4. EHR interoperability

For a successful network, quality data must be aggregated from all providers. This can prove challenging when independent physicians each have separate electronic health record systems, Dr. Mayzell said.

“You can try to aggregate this data manually, but that is extremely challenging,” he said in an interview. “To aggregate [EHR] level data, you generally need to use additional software and organizations that connect electronically with each of their systems. This is often very expensive and cumbersome, with each system requiring a different interface and often each version of each system requiring a different interface.”

In the beginning stages of the network, survey all participating providers about the most widely used EHR systems to narrow interfacing to a manageable number, Ms. Schweitzer advised.

“This is what a lot of our clients are doing during the steering committee phase,” she said. “That’s when you’re bringing the health system and the doctors together to make decisions about how this entity will run.”

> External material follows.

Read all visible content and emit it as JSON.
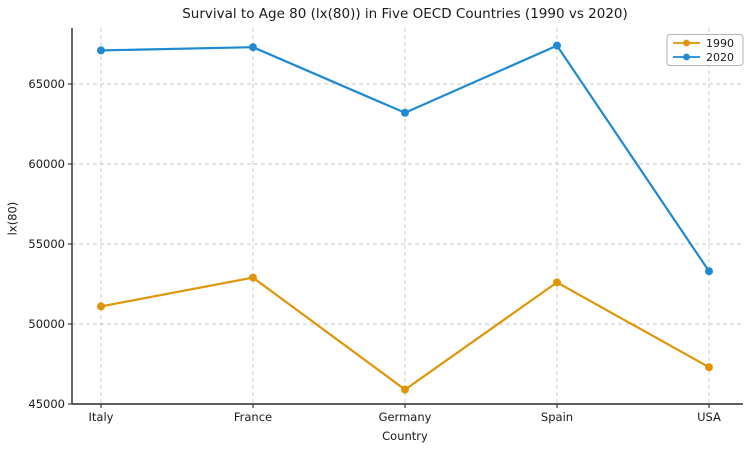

Additionally, consider alternative methods for data downloads, such as flat fees, payer downloads, or manual entries. Incorporate a long-term strategy about how many record systems the network will be using in future years, added Dr. Mayzell.

5. Resistance to data download

When it comes to data, many physicians feel that patient data are “their” data, and they are uneasy about giving access to that data when participating in a clinically integrated network, Ms. Schweitzer said. Patient privacy is also a top concern.

While these are valid concerns, networks need as much data as possible in their data warehouse to show payers that their participating physicians are providing quality care, while reducing cost, she said.

A full data download is beneficial for the network because overinclusion allows for more accurate assessment and better extrapolation in quality improvement, she said. This means each participating physician submits all their patient data, regardless of payer. Remind members that from an IT perspective, data from one doctor are merely grains of sand in a beach of data. Explain to uneasy members that the data are scrubbed of all patient identifiers and that it is the aggregate data that are most valuable to the network.

“If you’re going through one of these processes, I would encourage you to push the lawyers hard because there are answers to these questions about data privacy and you should understand that 99% of the time, the data that are going to be seen, are going to be scrubbed,” she said. “I urge you to ask tough questions if you’re in the room and discussing that particular issue.”